Así es que nada hay tan criticado como nuestra inocente Gaceta. Generalmente la critican aquéllos que no protegen el arte, ni le acaloran para que medre y viva. Este dice que sólo le interesa la parte económica; otro que lo de oficio; cuál dice que se fastidia de leer tantas mentiras; cuál, tantas verdades, que pasan por originales y no son más que plagios sobre plagios. Y esos mismos que niegan su patrocinio al arte más útil de la sociedad, se lamentan de que no haya más que dos Gacetas a la semana, en la segunda población de la Isla, donde reside una Real Audiencia, una Intendencia, un Colegio de Abogados, una Academia de Bachilleres, etc., etc. En efecto, si se sustraen de las 70,000 almas de nuestra población las 140 personas que están suscriptas a la Gaceta y se pregunta a qué están suscriptas las demás, se hallará que: a las ancas de los suscriptores.

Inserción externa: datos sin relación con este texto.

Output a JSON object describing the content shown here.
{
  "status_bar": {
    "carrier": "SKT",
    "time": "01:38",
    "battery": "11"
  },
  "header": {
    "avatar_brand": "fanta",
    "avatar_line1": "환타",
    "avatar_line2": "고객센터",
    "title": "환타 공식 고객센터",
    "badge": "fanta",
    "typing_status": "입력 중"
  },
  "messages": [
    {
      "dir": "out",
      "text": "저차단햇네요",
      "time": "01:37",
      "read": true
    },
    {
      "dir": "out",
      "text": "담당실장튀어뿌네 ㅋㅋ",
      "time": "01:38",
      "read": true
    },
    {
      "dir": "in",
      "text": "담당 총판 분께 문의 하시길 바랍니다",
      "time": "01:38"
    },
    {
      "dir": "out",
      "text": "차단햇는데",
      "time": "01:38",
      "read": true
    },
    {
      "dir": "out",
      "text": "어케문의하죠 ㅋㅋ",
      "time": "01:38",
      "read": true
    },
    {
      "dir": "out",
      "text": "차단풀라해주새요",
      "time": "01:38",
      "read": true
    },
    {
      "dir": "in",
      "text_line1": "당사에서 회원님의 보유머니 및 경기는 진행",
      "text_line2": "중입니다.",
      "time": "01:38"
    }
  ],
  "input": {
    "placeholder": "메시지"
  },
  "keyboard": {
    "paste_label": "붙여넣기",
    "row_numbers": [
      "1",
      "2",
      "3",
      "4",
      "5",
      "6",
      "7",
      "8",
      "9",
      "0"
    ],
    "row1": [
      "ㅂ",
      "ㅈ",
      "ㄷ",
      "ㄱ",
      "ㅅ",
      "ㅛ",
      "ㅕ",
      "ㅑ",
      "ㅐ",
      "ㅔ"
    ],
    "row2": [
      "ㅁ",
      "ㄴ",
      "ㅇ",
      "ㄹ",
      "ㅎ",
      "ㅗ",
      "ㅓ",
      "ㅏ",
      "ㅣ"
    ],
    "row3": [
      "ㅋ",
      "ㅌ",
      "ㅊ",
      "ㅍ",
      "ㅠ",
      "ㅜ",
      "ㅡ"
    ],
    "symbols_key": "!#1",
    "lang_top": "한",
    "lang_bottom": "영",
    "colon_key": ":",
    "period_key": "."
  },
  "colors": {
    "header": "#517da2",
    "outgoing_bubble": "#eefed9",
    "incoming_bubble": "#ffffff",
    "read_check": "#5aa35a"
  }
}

No patrocinando un arte, ¿cómo se quiere que progrese? ¿No prosperan y se multiplican los billares y las tabernas, los coimes y taberneros? Pues lo mismo progresarían y se multiplicarían las imprentas, y los impresores, y las producciones literarias, si se patrocinasen igualmente. Pero no se hacen sacrificios por el arte que es el alma de la sociedad, su inteligencia misma. ¿Y de qué sacrificios necesita? De un peso al mes, por conveniencia propia del protector. ¿Y de qué patrocinio necesita? Del patrocinio de los hombres sensatos; de los hombres que tienen una fe ilustrada, una fe dichosa en la perfectibilidad del hombre y de las sociedades humanas; de estos hombres filantrópicos que quieren que el pueblo se ilustre y viva en la abundancia para que no haya en la sociedad en que habita un populacho soez, ignorante, sin moral, sin intereses que le remachen el alma al orden social; hombres que difundan las luces hasta las últimas clases, para que se formen, por decirlo así, una filosofía común, una moral, un amor patrio, que sean como el cuerpo, la unidad, la armonía de la sociedad; hombres que tengan una opinión, cualquiera que sea, privada o propia, pero que dirijan la opinión pública a un punto de amor, de intereses, mayoría moral, mayoría que da vida y fuerza a la sociedad.
Publicado en la Gaceta de Puerto Príncipe, 19 de septiembre de 1838. No. 75. Año 14. Pág. 2. Tomado de Escenas Cotidianas. Prólogo de María Antonia Borroto. Camagüey, Ediciones El Lugareño, 2017, pp.106-110.